Ken Watanabe in a commanding performance as General Tadamichi Kuribayashi in Letters from Iwo Jima.

With the same excellent production values found in Flags of Our Fathers, Eastwood again captures vividly and retells exquisitely the Battle of Iwo Jima. The story and structure in Letters is much better in comparison to the rather brash directing and editing in Flags, and Letters delivers a much more fervent telling of the Japanese side than Flags did of the American side. Eastwood has had pacing problems in the past with his other films, and they show here too: both Iwo Jima films run nearly three hours each and they still struggle to reach a conclusion worthy of every epic moment.
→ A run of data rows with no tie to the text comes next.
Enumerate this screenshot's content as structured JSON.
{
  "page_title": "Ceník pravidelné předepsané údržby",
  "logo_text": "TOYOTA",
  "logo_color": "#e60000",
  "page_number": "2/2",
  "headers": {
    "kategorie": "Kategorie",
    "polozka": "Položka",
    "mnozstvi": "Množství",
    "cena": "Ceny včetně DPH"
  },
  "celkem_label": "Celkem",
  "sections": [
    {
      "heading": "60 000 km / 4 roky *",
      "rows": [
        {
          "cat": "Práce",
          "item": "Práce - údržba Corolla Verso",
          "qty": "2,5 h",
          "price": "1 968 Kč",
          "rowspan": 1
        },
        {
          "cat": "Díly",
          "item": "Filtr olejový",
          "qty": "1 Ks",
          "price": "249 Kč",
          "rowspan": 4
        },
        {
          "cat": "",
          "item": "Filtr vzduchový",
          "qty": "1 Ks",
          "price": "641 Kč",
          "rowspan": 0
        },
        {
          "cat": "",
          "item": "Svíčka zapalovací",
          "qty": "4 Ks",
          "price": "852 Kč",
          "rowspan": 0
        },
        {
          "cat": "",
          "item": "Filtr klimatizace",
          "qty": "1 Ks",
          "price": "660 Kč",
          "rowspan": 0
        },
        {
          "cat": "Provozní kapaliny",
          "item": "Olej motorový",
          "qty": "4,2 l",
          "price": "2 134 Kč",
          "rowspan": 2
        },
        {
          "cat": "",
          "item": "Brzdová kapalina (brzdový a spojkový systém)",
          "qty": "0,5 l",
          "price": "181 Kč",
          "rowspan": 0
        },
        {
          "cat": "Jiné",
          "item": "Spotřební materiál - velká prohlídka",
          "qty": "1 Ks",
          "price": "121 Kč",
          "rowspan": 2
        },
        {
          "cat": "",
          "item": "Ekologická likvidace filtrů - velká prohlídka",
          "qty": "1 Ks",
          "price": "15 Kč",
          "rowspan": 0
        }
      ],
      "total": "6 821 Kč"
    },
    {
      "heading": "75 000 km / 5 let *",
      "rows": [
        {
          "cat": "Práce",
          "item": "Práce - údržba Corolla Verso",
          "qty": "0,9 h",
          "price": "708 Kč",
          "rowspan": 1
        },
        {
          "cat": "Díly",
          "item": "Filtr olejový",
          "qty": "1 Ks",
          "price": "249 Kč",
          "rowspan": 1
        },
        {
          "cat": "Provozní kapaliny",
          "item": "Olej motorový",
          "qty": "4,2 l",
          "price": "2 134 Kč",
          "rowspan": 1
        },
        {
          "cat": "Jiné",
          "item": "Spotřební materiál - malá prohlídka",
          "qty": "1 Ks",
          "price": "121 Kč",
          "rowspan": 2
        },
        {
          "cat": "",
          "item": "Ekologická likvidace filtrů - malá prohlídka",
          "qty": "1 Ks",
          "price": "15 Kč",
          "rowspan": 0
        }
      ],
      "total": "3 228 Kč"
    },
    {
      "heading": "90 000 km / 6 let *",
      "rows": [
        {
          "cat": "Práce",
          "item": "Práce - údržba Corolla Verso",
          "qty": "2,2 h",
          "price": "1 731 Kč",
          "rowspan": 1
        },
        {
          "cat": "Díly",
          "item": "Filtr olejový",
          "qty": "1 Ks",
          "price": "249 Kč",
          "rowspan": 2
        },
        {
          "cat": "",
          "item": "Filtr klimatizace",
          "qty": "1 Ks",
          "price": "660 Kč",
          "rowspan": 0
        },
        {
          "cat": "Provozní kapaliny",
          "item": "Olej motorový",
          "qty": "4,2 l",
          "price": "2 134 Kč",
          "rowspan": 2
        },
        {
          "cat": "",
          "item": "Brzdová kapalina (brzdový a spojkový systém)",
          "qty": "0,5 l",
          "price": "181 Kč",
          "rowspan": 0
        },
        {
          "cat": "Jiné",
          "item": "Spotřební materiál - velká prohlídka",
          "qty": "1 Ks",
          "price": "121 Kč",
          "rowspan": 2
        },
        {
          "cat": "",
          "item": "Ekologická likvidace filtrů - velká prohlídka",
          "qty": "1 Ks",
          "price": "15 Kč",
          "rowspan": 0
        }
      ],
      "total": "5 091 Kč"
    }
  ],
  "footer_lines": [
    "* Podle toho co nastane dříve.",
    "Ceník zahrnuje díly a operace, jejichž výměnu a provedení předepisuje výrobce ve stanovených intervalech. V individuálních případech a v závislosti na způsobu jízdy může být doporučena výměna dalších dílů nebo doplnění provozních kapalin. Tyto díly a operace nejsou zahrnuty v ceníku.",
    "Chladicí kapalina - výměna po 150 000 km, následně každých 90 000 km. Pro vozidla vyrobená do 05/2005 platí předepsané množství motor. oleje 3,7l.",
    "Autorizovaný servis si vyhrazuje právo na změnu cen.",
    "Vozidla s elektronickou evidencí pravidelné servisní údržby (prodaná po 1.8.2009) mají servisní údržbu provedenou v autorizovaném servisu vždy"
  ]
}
For a war movie, Letters skips over some major battles; for a compliment to Flags, it offers only a nod to the most poignant moments in the first film during seconds-long shots in Letters. These two films distinguish themselves not on the battlefield but with their connections to the soldiers' lives back home.

The letters from which this film takes its name are written by Saigo and General Kuribayashi to their wives and families. To hear about the war through the brush strokes of a Japanese soldier is much more engaging than the story of Flags, which shows how the drunken American soldiers lose their fame and fortune after returning from the Pacific. While Flags explores the characters often at home in America, Letters starts and ends with the soldiers already on the island and spends little time back on the major Japanese islands except for a few flashbacks. There are a few tear-wrenching scenes that show how much humanity and kindness can be found in a few soldiers on both sides of a brutal, deadly war. All of the most profound moments revolve around the letters, which connects to the ultimate message Eastwood was going for in the film.
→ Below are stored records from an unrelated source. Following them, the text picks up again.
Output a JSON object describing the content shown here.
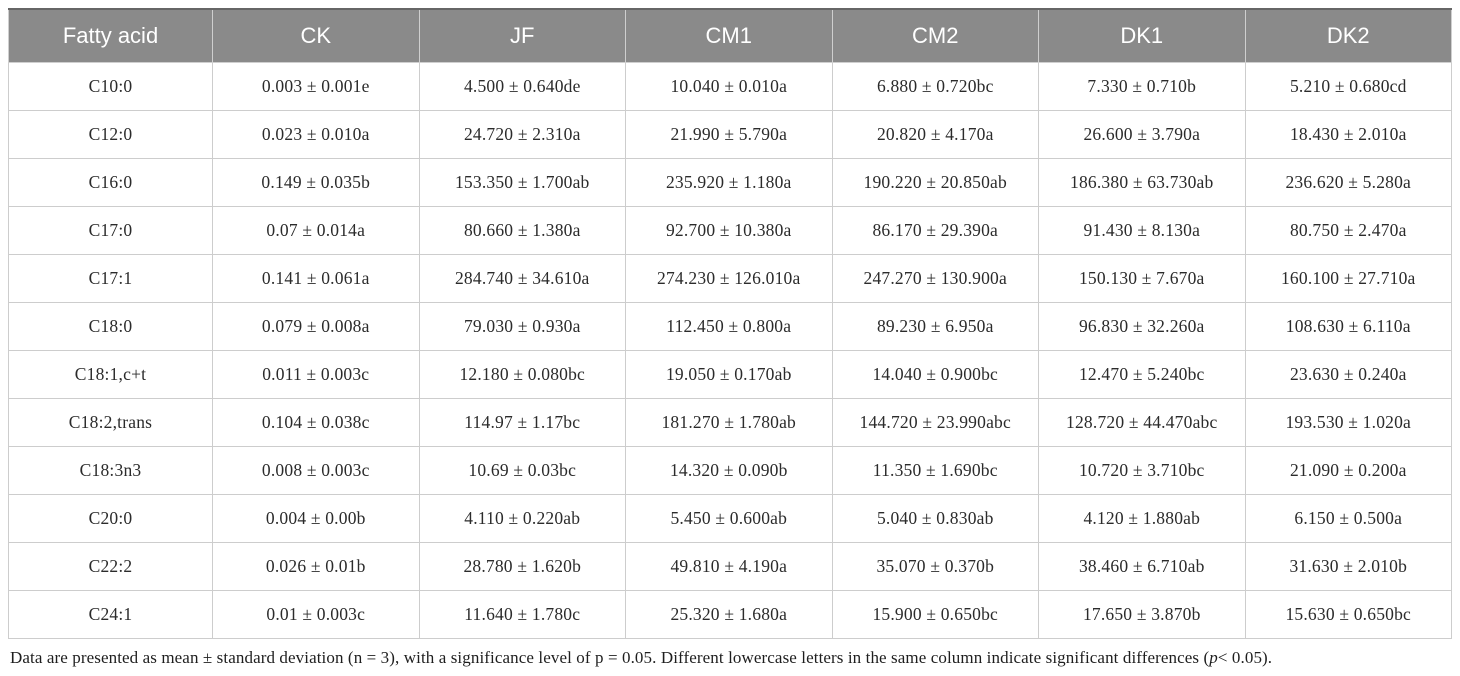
{
  "table": {
    "columns": [
      "Fatty acid",
      "CK",
      "JF",
      "CM1",
      "CM2",
      "DK1",
      "DK2"
    ],
    "rows": [
      {
        "label": "C10:0",
        "values": [
          "0.003 ± 0.001e",
          "4.500 ± 0.640de",
          "10.040 ± 0.010a",
          "6.880 ± 0.720bc",
          "7.330 ± 0.710b",
          "5.210 ± 0.680cd"
        ]
      },
      {
        "label": "C12:0",
        "values": [
          "0.023 ± 0.010a",
          "24.720 ± 2.310a",
          "21.990 ± 5.790a",
          "20.820 ± 4.170a",
          "26.600 ± 3.790a",
          "18.430 ± 2.010a"
        ]
      },
      {
        "label": "C16:0",
        "values": [
          "0.149 ± 0.035b",
          "153.350 ± 1.700ab",
          "235.920 ± 1.180a",
          "190.220 ± 20.850ab",
          "186.380 ± 63.730ab",
          "236.620 ± 5.280a"
        ]
      },
      {
        "label": "C17:0",
        "values": [
          "0.07 ± 0.014a",
          "80.660 ± 1.380a",
          "92.700 ± 10.380a",
          "86.170 ± 29.390a",
          "91.430 ± 8.130a",
          "80.750 ± 2.470a"
        ]
      },
      {
        "label": "C17:1",
        "values": [
          "0.141 ± 0.061a",
          "284.740 ± 34.610a",
          "274.230 ± 126.010a",
          "247.270 ± 130.900a",
          "150.130 ± 7.670a",
          "160.100 ± 27.710a"
        ]
      },
      {
        "label": "C18:0",
        "values": [
          "0.079 ± 0.008a",
          "79.030 ± 0.930a",
          "112.450 ± 0.800a",
          "89.230 ± 6.950a",
          "96.830 ± 32.260a",
          "108.630 ± 6.110a"
        ]
      },
      {
        "label": "C18:1,c+t",
        "values": [
          "0.011 ± 0.003c",
          "12.180 ± 0.080bc",
          "19.050 ± 0.170ab",
          "14.040 ± 0.900bc",
          "12.470 ± 5.240bc",
          "23.630 ± 0.240a"
        ]
      },
      {
        "label": "C18:2,trans",
        "values": [
          "0.104 ± 0.038c",
          "114.97 ± 1.17bc",
          "181.270 ± 1.780ab",
          "144.720 ± 23.990abc",
          "128.720 ± 44.470abc",
          "193.530 ± 1.020a"
        ]
      },
      {
        "label": "C18:3n3",
        "values": [
          "0.008 ± 0.003c",
          "10.69 ± 0.03bc",
          "14.320 ± 0.090b",
          "11.350 ± 1.690bc",
          "10.720 ± 3.710bc",
          "21.090 ± 0.200a"
        ]
      },
      {
        "label": "C20:0",
        "values": [
          "0.004 ± 0.00b",
          "4.110 ± 0.220ab",
          "5.450 ± 0.600ab",
          "5.040 ± 0.830ab",
          "4.120 ± 1.880ab",
          "6.150 ± 0.500a"
        ]
      },
      {
        "label": "C22:2",
        "values": [
          "0.026 ± 0.01b",
          "28.780 ± 1.620b",
          "49.810 ± 4.190a",
          "35.070 ± 0.370b",
          "38.460 ± 6.710ab",
          "31.630 ± 2.010b"
        ]
      },
      {
        "label": "C24:1",
        "values": [
          "0.01 ± 0.003c",
          "11.640 ± 1.780c",
          "25.320 ± 1.680a",
          "15.900 ± 0.650bc",
          "17.650 ± 3.870b",
          "15.630 ± 0.650bc"
        ]
      }
    ]
  },
  "footnote": {
    "part1": "Data are presented as mean ± standard deviation (n = 3), with a significance level of p = 0.05. Different lowercase letters in the same column indicate significant differences (",
    "italic_p": "p",
    "part2": "< 0.05)."
  },
  "colors": {
    "header_bg": "#8a8a8a",
    "header_text": "#ffffff",
    "cell_border": "#cdcdcd",
    "body_text": "#2b2b2b"
  }
}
It's undeniable that the actors, most of whom are unknown to American audiences, put on much more emotionally charged performances than did the American actors in Flags. Perhaps the Japanese actors just had an entirely different level of respect and passion that they put into the film compared to the Americans, or maybe American audiences will be more captivated by a viewpoint not often aired in their own country. Either way, Watanabe and Ninomiya as the leads carried the story fully to its conclusion and the film would not have been comparable without these two.

Soldiers Saigo (Kazunari Ninomiya) and Shimizu (Ryo Kase) defending themselves in Letters from Iwo Jima.

The stories in both Flags and Letters start with just one soldier and show you his family, his life back home, and how devastating war can be even on just one man. Normally only one side of the story is told and it's often our own side, but now with both films you truly experience both sides and clearly see how relentless war really is. Although Letters could easily stand alone as a great film, I've gained a much greater appreciation for Flags of Our Fathers after seeing this second part. Eastwood's full telling of Iwo Jima begs to be seen again, as the whole is greater than the sum of its parts. It's a shame that the two parts were released separately, but they will make one heck of a DVD box set for any Clint Eastwood fan or World War II buff.

Last Word:
Letters from Iwo Jima is a powerful and structured story of compassion and patriotism and is the better of the two Iwo Jima films from Eastwood. Together, Letters and the previous Flags of Our Fathers present a profound vision of war and of its impact stemming from only the Battle of Iwo Jima. Even if you haven't seen Flags, Letters's lengthy and beautiful plot makes it stand out alone and shine like a bayonet in the red morning sun.